Au Luxembourg, elle allait faire profiter la scène locale de l’art contemporain de son réseau et de son approche transdisciplinaire. Cette scène était alors encore embryonnaire, avec Enrico Lunghi à la direction artistique du Casino Luxembourg (qui venait d’organiser la deuxième édition de la biennale itinérante Manifesta en 1998) et les galeries Erna Hécey et Beaumont au centre-ville ainsi que, dans le quartier gare, l’agence Stéphane Ackermann à deux pas de la galerie Alimentation générale (devenant plus tard Nosbaum-Reding au Fëschmaart). La jeunesse avait soif de rencontres avec des artistes internationaux, de découvertes artistiques et de questionnements intellectuels. Le Mudam (avec ou sans bâtiment) était alors tout cela : une promesse tenue de connexion aux grandes questions esthétiques et politiques de son temps, un endroit de rencontres ouvert et vivifiant. Toutes les disciplines s’y croisaient : le design (avec e.a. le Marché des créateurs ou le design graphique), les métiers d’art, la musique (avec le projet Audiolab) et le spectacle vivant. Le Lion d’or de la Biennale de Venise de 2003 que Marie-Claude Beaud ramena au Luxembourg, avec le pavillon [ε:r] conditionné de l’artiste Su-Mei Tse, constitua alors une reconnaissance à plusieurs niveaux : pour l’artiste, pour la commissaire et son engagement, mais aussi pour le pays encore peu connu sur le plan de l’art international.
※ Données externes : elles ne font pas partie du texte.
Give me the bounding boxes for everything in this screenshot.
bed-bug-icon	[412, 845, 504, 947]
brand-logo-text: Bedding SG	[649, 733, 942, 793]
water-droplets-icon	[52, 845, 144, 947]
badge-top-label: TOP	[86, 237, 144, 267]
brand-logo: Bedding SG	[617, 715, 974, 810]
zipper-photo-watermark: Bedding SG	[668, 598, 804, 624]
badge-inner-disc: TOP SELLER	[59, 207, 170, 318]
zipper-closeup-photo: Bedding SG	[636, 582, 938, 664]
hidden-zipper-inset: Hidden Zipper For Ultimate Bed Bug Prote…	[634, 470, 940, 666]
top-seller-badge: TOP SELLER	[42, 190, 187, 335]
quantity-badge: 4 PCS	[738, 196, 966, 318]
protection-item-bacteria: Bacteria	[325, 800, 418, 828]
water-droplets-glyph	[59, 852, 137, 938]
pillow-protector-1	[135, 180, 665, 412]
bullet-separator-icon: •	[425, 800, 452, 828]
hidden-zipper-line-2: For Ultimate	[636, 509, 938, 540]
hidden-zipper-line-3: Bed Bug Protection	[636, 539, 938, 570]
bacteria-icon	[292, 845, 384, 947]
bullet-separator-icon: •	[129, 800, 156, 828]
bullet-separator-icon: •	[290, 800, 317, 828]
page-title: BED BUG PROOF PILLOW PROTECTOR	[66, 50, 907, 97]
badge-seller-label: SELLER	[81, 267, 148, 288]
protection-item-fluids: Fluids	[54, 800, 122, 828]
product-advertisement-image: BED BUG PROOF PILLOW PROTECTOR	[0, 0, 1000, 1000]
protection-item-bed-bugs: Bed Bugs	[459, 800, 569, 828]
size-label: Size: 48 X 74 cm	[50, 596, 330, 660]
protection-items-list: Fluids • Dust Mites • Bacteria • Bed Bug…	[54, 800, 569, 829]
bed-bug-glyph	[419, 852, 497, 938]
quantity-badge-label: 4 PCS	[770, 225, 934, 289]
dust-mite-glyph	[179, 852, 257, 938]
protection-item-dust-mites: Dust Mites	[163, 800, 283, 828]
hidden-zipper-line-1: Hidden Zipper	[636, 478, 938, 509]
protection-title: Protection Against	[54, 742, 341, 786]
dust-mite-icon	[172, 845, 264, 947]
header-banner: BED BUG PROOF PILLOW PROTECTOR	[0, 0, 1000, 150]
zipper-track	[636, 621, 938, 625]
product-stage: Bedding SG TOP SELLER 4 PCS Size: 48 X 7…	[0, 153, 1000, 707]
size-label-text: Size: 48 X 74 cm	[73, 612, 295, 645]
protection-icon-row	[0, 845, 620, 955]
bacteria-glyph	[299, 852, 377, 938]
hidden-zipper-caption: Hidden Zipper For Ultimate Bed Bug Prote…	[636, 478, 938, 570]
Or, Marie-Claude Beaud abhorrait les dîners en ville et fuyait la bourgeoisie et ses ragots, préférant s’entourer d’artistes et d’intellectuel/les. La bourgeoisie (largement représentée dans le conseil d’administration de l’époque) le lui rendit en refusant la prolongation de son contrat en 2008, deux ans après qu’elle ait non seulement placé le Luxembourg sur la carte de l’art européen, mais également remporté succès critique et populaire avec l’ouverture du musée en 2006. L’installation Pay Dirt de Joe Scanlan dans l’exposition inaugurale Eldorado – un amas de terreau installé dans une des galeries du premier étage – fit tellement jaser que personne ne put se permettre de rater cette provocation.
MCB continua donc sa voie ailleurs, à Monaco, où elle reprit deux maisons pour en faire le Nouveau Musée National de Monaco de 2009 à 2021, avec toujours la même exigence de qualité et d’avant-garde dans la collection comme dans la politique d’exposition. Elle continua aussi à s’intéresser au Luxembourg et à ses artistes, beaucoup d’amitiés et de soutiens perduraient, et elle fut membre du jury du premier Lëtzebuerger Konschtpräis en 2022 (lauréate : Berthe Lutgen). Marie-Claude Beaud est décédée le 29 décembre 2024 à l’âge de 78 ans à Toulon, où elle vivait sa retraite. Sur les réseaux, les hommages affluent, saluant qui son ouverture d’esprit, qui son audace, son esprit critique, son courage, son exigence ou …son humour redoutable.